After a little more than a year of promotion and anticipation and agony we’re more or less where we started. Sure, we’ve now seen Star Wars Episode VII. And it was good. Like “affirming all your hopes and deading any doubts” good. Great, you could say. But it’s hard not to look forward and become prematurely parched for Episode VIII. We’ve got 17 months to go before the next chapter of the new saga, and the wait is already brutal—especially after that final scene (no spoilers yet)—which leaves us plenty of time to talk about what The Force Awakens means for the franchise going forward.
Many people who know how to temper their emotions better than me came into The Force Awakens cautiously optimistic or outright agnostic. They saw how the last trilogy went and, even though George Lucas had the franchise pried from his hands and replaced with $4 billion, weren’t willing to predict satisfying execution from J.J. Abrams based off of three cryptic trailers and 13 months of ascending promotion. His revival of Star Trek was fantastic at first, but the second film brought a pronounced drop in enthusiasm.
Now that the force has indeed awakened, we can put Abrams at 2/2 on the scoreboard for rebooting wildly popular, intergalactic franchises with rabidly, borderline unsatisfiable fan bases. The new film dabbled in nostalgia while creating a fresh and exciting energy. Our old favorites were back for varying degrees of screen time, but the focus was on the new generation: Rey, Finn, Kylo Ren, and (to a lesser extent) Poe Dameron. And let’s not forget that little guy/girl(?) BB-8. The Force Awakens captured the sense of adventure Episodes I through III never could and avoided gratuitous CGI. The scale was appropriately towering without veering into corny territory (sand, anyone?). The most striking change was the quick banter—a carry over from his time with Star Trek—that provided comic relief throughout the death and destruction. Finn and Poe in particular are hilarious, with the latter unwavering in his confidence and the former conspicuously feigning the same trait. Rey is more serious, but who has time to fuck around when you’re slowly realizing you’re the new hope?
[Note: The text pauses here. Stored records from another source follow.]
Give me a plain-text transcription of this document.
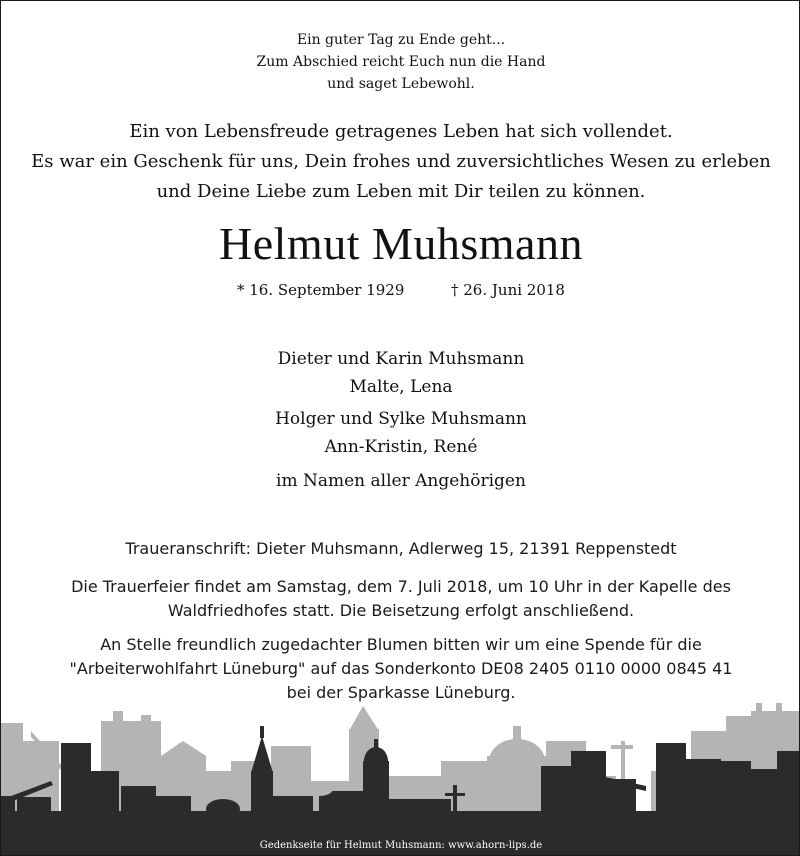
Ein guter Tag zu Ende geht...
Zum Abschied reicht Euch nun die Hand
und saget Lebewohl.
Ein von Lebensfreude getragenes Leben hat sich vollendet.
Es war ein Geschenk für uns, Dein frohes und zuversichtliches Wesen zu erleben
und Deine Liebe zum Leben mit Dir teilen zu können.
Helmut Muhsmann
* 16. September 1929	† 26. Juni 2018
Dieter und Karin Muhsmann
Malte, Lena
Holger und Sylke Muhsmann
Ann-Kristin, René
im Namen aller Angehörigen
Traueranschrift: Dieter Muhsmann, Adlerweg 15, 21391 Reppenstedt
Die Trauerfeier findet am Samstag, dem 7. Juli 2018, um 10 Uhr in der Kapelle des
Waldfriedhofes statt. Die Beisetzung erfolgt anschließend.
An Stelle freundlich zugedachter Blumen bitten wir um eine Spende für die
"Arbeiterwohlfahrt Lüneburg" auf das Sonderkonto DE08 2405 0110 0000 0845 41
bei der Sparkasse Lüneburg.
Gedenkseite für Helmut Muhsmann: www.ahorn-lips.de
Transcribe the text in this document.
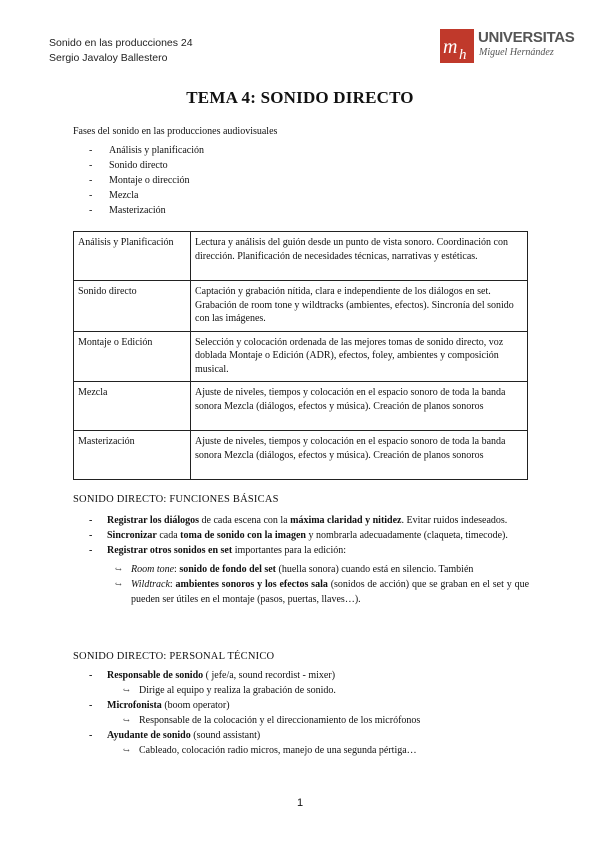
Sonido en las producciones 24
Sergio Javaloy Ballestero	m h
UNIVERSITAS
Miguel Hernández
TEMA 4: SONIDO DIRECTO
Fases del sonido en las producciones audiovisuales
- Análisis y planificación
- Sonido directo
- Montaje o dirección
- Mezcla
- Masterización
Análisis y Planificación	Lectura y análisis del guión desde un punto de vista sonoro. Coordinación con dirección. Planificación de necesidades técnicas, narrativas y estéticas.
Sonido directo	Captación y grabación nítida, clara e independiente de los diálogos en set. Grabación de room tone y wildtracks (ambientes, efectos). Sincronía del sonido con las imágenes.
Montaje o Edición	Selección y colocación ordenada de las mejores tomas de sonido directo, voz doblada Montaje o Edición (ADR), efectos, foley, ambientes y composición musical.
Mezcla	Ajuste de niveles, tiempos y colocación en el espacio sonoro de toda la banda sonora Mezcla (diálogos, efectos y música). Creación de planos sonoros
Masterización	Ajuste de niveles, tiempos y colocación en el espacio sonoro de toda la banda sonora Mezcla (diálogos, efectos y música). Creación de planos sonoros
SONIDO DIRECTO: FUNCIONES BÁSICAS
- Registrar los diálogos de cada escena con la máxima claridad y nitidez. Evitar ruidos indeseados.
- Sincronizar cada toma de sonido con la imagen y nombrarla adecuadamente (claqueta, timecode).
- Registrar otros sonidos en set importantes para la edición:
↪ Room tone: sonido de fondo del set (huella sonora) cuando está en silencio. También
↪ Wildtrack: ambientes sonoros y los efectos sala (sonidos de acción) que se graban en el set y que pueden ser útiles en el montaje (pasos, puertas, llaves…).
SONIDO DIRECTO: PERSONAL TÉCNICO
- Responsable de sonido ( jefe/a, sound recordist - mixer)
↪ Dirige al equipo y realiza la grabación de sonido.
- Microfonista (boom operator)
↪ Responsable de la colocación y el direccionamiento de los micrófonos
- Ayudante de sonido (sound assistant)
↪ Cableado, colocación radio micros, manejo de una segunda pértiga…
1
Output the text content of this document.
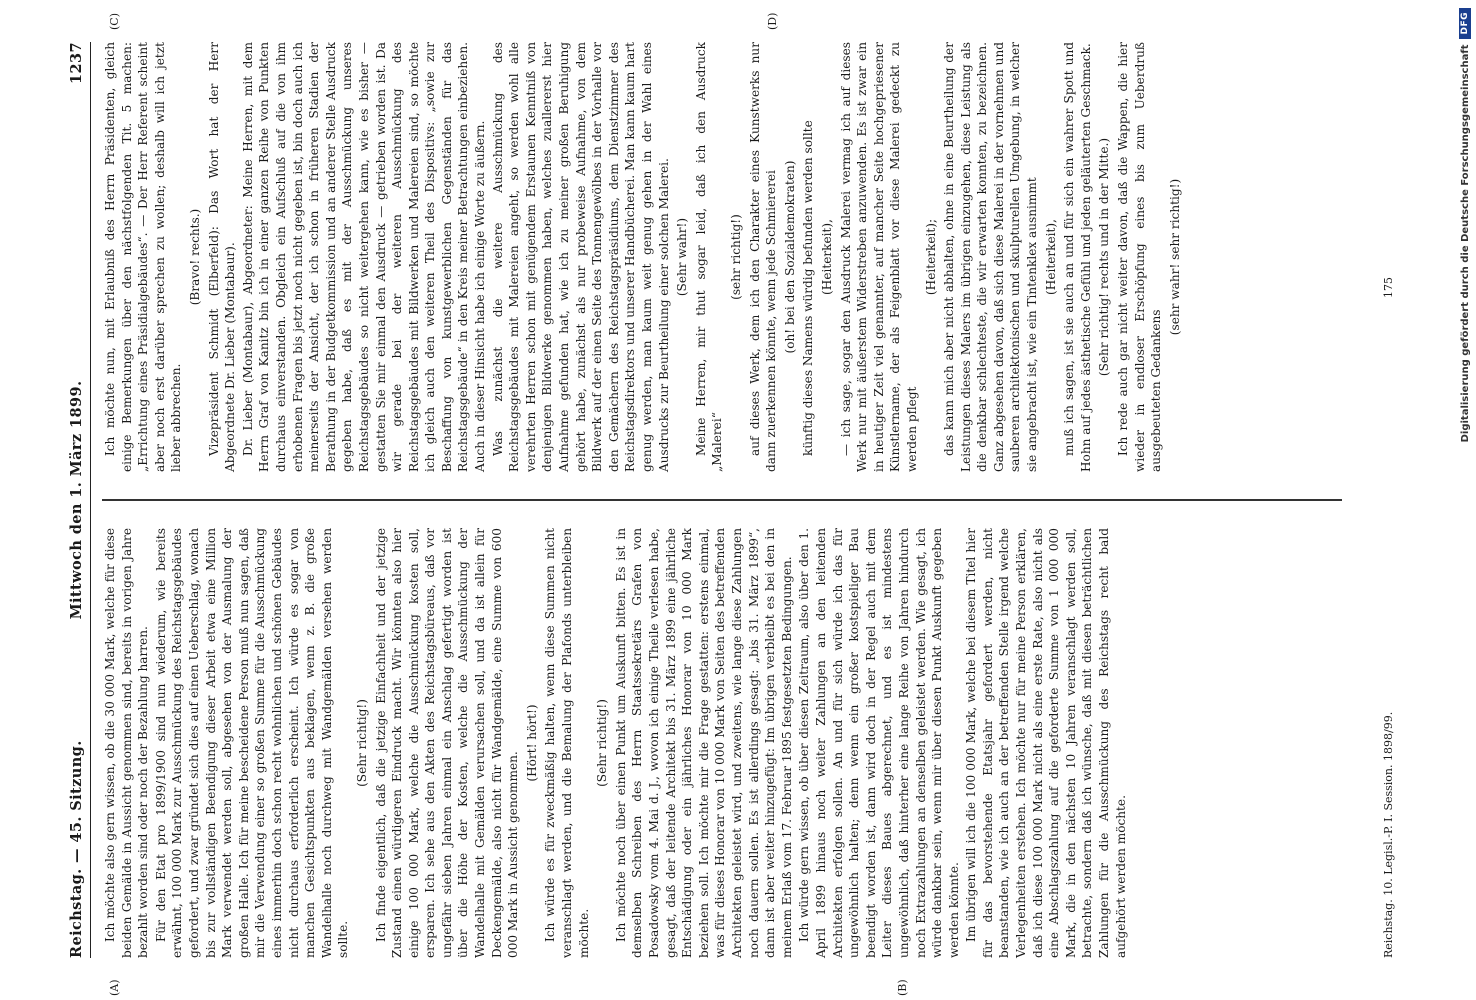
Reichstag. — 45. Sitzung.
Mittwoch den 1. März 1899.
1237
(A)	(B)
(C)	(D)

Ich möchte also gern wissen, ob die 30 000 Mark, welche für diese beiden Gemälde in Aussicht genommen sind, bereits in vorigen Jahre bezahlt worden sind oder noch der Bezahlung harren. Für den Etat pro 1899/1900 sind nun wiederum, wie bereits erwähnt, 100 000 Mark zur Ausschmückung des Reichstagsgebäudes gefordert, und zwar gründet sich dies auf einen Ueberschlag, wonach bis zur vollständigen Beendigung dieser Arbeit etwa eine Million Mark verwendet werden soll, abgesehen von der Ausmalung der großen Halle. Ich für meine bescheidene Person muß nun sagen, daß mir die Verwendung einer so großen Summe für die Ausschmückung eines immerhin doch schon recht wohnlichen und schönen Gebäudes nicht durchaus erforderlich erscheint. Ich würde es sogar von manchen Gesichtspunkten aus beklagen, wenn z. B. die große Wandelhalle noch durchweg mit Wandgemälden versehen werden sollte.

(Sehr richtig!) Ich finde eigentlich, daß die jetzige Einfachheit und der jetzige Zustand einen würdigeren Eindruck macht. Wir könnten also hier einige 100 000 Mark, welche die Ausschmückung kosten soll, ersparen. Ich sehe aus den Akten des Reichstagsbüreaus, daß vor ungefähr sieben Jahren einmal ein Anschlag gefertigt worden ist über die Höhe der Kosten, welche die Ausschmückung der Wandelhalle mit Gemälden verursachen soll, und da ist allein für Deckengemälde, also nicht für Wandgemälde, eine Summe von 600 000 Mark in Aussicht genommen.

(Hört! hört!) Ich würde es für zweckmäßig halten, wenn diese Summen nicht veranschlagt werden, und die Bemalung der Plafonds unterbleiben möchte.

(Sehr richtig!) Ich möchte noch über einen Punkt um Auskunft bitten. Es ist in demselben Schreiben des Herrn Staatssekretärs Grafen von Posadowsky vom 4. Mai d. J., wovon ich einige Theile verlesen habe, gesagt, daß der leitende Architekt bis 31. März 1899 eine jährliche Entschädigung oder ein jährliches Honorar von 10 000 Mark beziehen soll. Ich möchte mir die Frage gestatten: erstens einmal, was für dieses Honorar von 10 000 Mark von Seiten des betreffenden Architekten geleistet wird, und zweitens, wie lange diese Zahlungen noch dauern sollen. Es ist allerdings gesagt: „bis 31. März 1899“, dann ist aber weiter hinzugefügt: Im übrigen verbleibt es bei den in meinem Erlaß vom 17. Februar 1895 festgesetzten Bedingungen. Ich würde gern wissen, ob über diesen Zeitraum, also über den 1. April 1899 hinaus noch weiter Zahlungen an den leitenden Architekten erfolgen sollen. An und für sich würde ich das für ungewöhnlich halten; denn wenn ein großer kostspieliger Bau beendigt worden ist, dann wird doch in der Regel auch mit dem Leiter dieses Baues abgerechnet, und es ist mindestens ungewöhnlich, daß hinterher eine lange Reihe von Jahren hindurch noch Extrazahlungen an denselben geleistet werden. Wie gesagt, ich würde dankbar sein, wenn mir über diesen Punkt Auskunft gegeben werden könnte. Im übrigen will ich die 100 000 Mark, welche bei diesem Titel hier für das bevorstehende Etatsjahr gefordert werden, nicht beanstanden, wie ich auch an der betreffenden Stelle irgend welche Verlegenheiten erstehen. Ich möchte nur für meine Person erklären, daß ich diese 100 000 Mark nicht als eine erste Rate, also nicht als eine Abschlagszahlung auf die geforderte Summe von 1 000 000 Mark, die in den nächsten 10 Jahren veranschlagt werden soll, betrachte, sondern daß ich wünsche, daß mit diesen beträchtlichen Zahlungen für die Ausschmückung des Reichstags recht bald aufgehört werden möchte.

Ich möchte nun, mit Erlaubniß des Herrn Präsidenten, gleich einige Bemerkungen über den nächstfolgenden Tit. 5 machen: „Errichtung eines Präsidialgebäudes“. — Der Herr Referent scheint aber noch erst darüber sprechen zu wollen; deshalb will ich jetzt lieber abbrechen.

(Bravo! rechts.) Vizepräsident Schmidt (Elberfeld): Das Wort hat der Herr Abgeordnete Dr. Lieber (Montabaur). Dr. Lieber (Montabaur), Abgeordneter: Meine Herren, mit dem Herrn Graf von Kanitz bin ich in einer ganzen Reihe von Punkten durchaus einverstanden. Obgleich ein Aufschluß auf die von ihm erhobenen Fragen bis jetzt noch nicht gegeben ist, bin doch auch ich meinerseits der Ansicht, der ich schon in früheren Stadien der Berathung in der Budgetkommission und an anderer Stelle Ausdruck gegeben habe, daß es mit der Ausschmückung unseres Reichstagsgebäudes so nicht weitergehen kann, wie es bisher — gestatten Sie mir einmal den Ausdruck — getrieben worden ist. Da wir gerade bei der weiteren Ausschmückung des Reichstagsgebäudes mit Bildwerken und Malereien sind, so möchte ich gleich auch den weiteren Theil des Dispositivs: „sowie zur Beschaffung von kunstgewerblichen Gegenständen für das Reichstagsgebäude“ in den Kreis meiner Betrachtungen einbeziehen. Auch in dieser Hinsicht habe ich einige Worte zu äußern. Was zunächst die weitere Ausschmückung des Reichstagsgebäudes mit Malereien angeht, so werden wohl alle verehrten Herren schon mit genügendem Erstaunen Kenntniß von denjenigen Bildwerke genommen haben, welches zuallererst hier Aufnahme gefunden hat, wie ich zu meiner großen Beruhigung gehört habe, zunächst als nur probeweise Aufnahme, von dem Bildwerk auf der einen Seite des Tonnengewölbes in der Vorhalle vor den Gemächern des Reichstagspräsidiums, dem Dienstzimmer des Reichstagsdirektors und unserer Handbücherei. Man kann kaum hart genug werden, man kaum weit genug gehen in der Wahl eines Ausdrucks zur Beurtheilung einer solchen Malerei. (Sehr wahr!) Meine Herren, mir thut sogar leid, daß ich den Ausdruck „Malerei“

(sehr richtig!) auf dieses Werk, dem ich den Charakter eines Kunstwerks nur dann zuerkennen könnte, wenn jede Schmiererei (oh! bei den Sozialdemokraten) künftig dieses Namens würdig befunden werden sollte (Heiterkeit), — ich sage, sogar den Ausdruck Malerei vermag ich auf dieses Werk nur mit äußerstem Widerstreben anzuwenden. Es ist zwar ein in heutiger Zeit viel genannter, auf mancher Seite hochgepriesener Künstlername, der als Feigenblatt vor diese Malerei gedeckt zu werden pflegt

(Heiterkeit); das kann mich aber nicht abhalten, ohne in eine Beurtheilung der Leistungen dieses Malers im übrigen einzugehen, diese Leistung als die denkbar schlechteste, die wir erwarten konnten, zu bezeichnen. Ganz abgesehen davon, daß sich diese Malerei in der vornehmen und sauberen architektonischen und skulpturellen Umgebung, in welcher sie angebracht ist, wie ein Tintenklex ausnimmt (Heiterkeit), muß ich sagen, ist sie auch an und für sich ein wahrer Spott und Hohn auf jedes ästhetische Gefühl und jeden geläuterten Geschmack. (Sehr richtig! rechts und in der Mitte.) Ich rede auch gar nicht weiter davon, daß die Wappen, die hier wieder in endloser Erschöpfung eines bis zum Ueberdruß ausgebeuteten Gedankens

(sehr wahr! sehr richtig!)

Reichstag. 10. Legisl.-P. I. Session. 1898/99.
175	Digitalisierung gefördert durch die Deutsche Forschungsgemeinschaft
DFG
The skeptics may point toward Abrams's second Star Trek as reason to remain cautiously optimistic or outright agnostic. A fair point… But, even if J.J. only loves the beginning of things like Don Draper, we don’t have to worry. Episode VIII will get a new director in Rian Johnson, who was excellent in the underappreciated Looper. There’s no opportunity for another sophomore slump.
(That’s about as far as I can get without spoilers, so let’s get to the plot. Don’t proceed if you’re one of the few strange [Editor's Note: You aren't strange.] people who still haven’t seen The Force Awakens.)
Numerous questions arose during the wait for The Force Awakens, and many of them are still unanswered. We now know Kylo Ren is the son of Han Solo and Princess. We now know Luke Skywalker disappeared because Kylo Ren, then known as Ben, betrayed him during his training and killed the other apprentices. Skywalker was terrified and felt responsible for the massacre and creation of a new member of the dark side and peaced all the way out.
But who are Rey’s parents? Who are the Knights of Ren, the group Kylo joined and became the leader of? What has Luke been doing this whole time? Ditto for Kylo and his master, Supreme Leader Snoke? Who even is Snoke? Is he Sith or just generally evil? What did the showdown look like between Luke and his pupils and Ren and his Knights?
We may not get all the answers (my money’s on not getting a clear look at the very last one), but I predict Episode VIII will do much more explaining than VII. With Luke back in the cut after that silently powerful final scene, we should have all the necessary parties involved to give us the information we so very need.
We can also expect to see plenty of growth. Kylo Ren is THE bad guy, no doubt, but his volcanic emotions and defeat at the hands of the newly force aware Rey show he still has a long way to go before becoming as powerful as Darth Vader (if he even can). Vader’s mask was part of an alphet keeping him alive and hiding hideous scars. Kylo’s is imitation and, in my opinion, used to cover up his uncertainty and neophytism. With the mask on he’s terrifying, but without it he’s vulnerable. Adam Driver does a brilliant job of subtly displaying the facade.
Rey is clearly destined for greatness after said duel and casually stumbling upon force persuasion (the most unbelievable part of the film). But to get there she’ll need rigorous training from Luke and will probably need to convince him to do so in the first place ala Skywalker and Yoda. Finn, too, shows promise with a blaster but needs more experience to become a warrior. The only one who’s already a boss is Poe. That dude is a goddamn wizard in the pilot seat. And, as played by Oscar Isaac, he’s well aware of his talents.
These storylines will keep us going for two more films, along with a grip of others we couldn’t possibly predict. It was easy to forget amongst all the hype, but The Force Awakens is just a piece of a much larger story that’ll play out over the next several years. We’ll have to be patient, but at least we know being optimistic is no longer foolish. It’s ok now, Star Wars. You’re safe. George Lucas can no longer hurt you.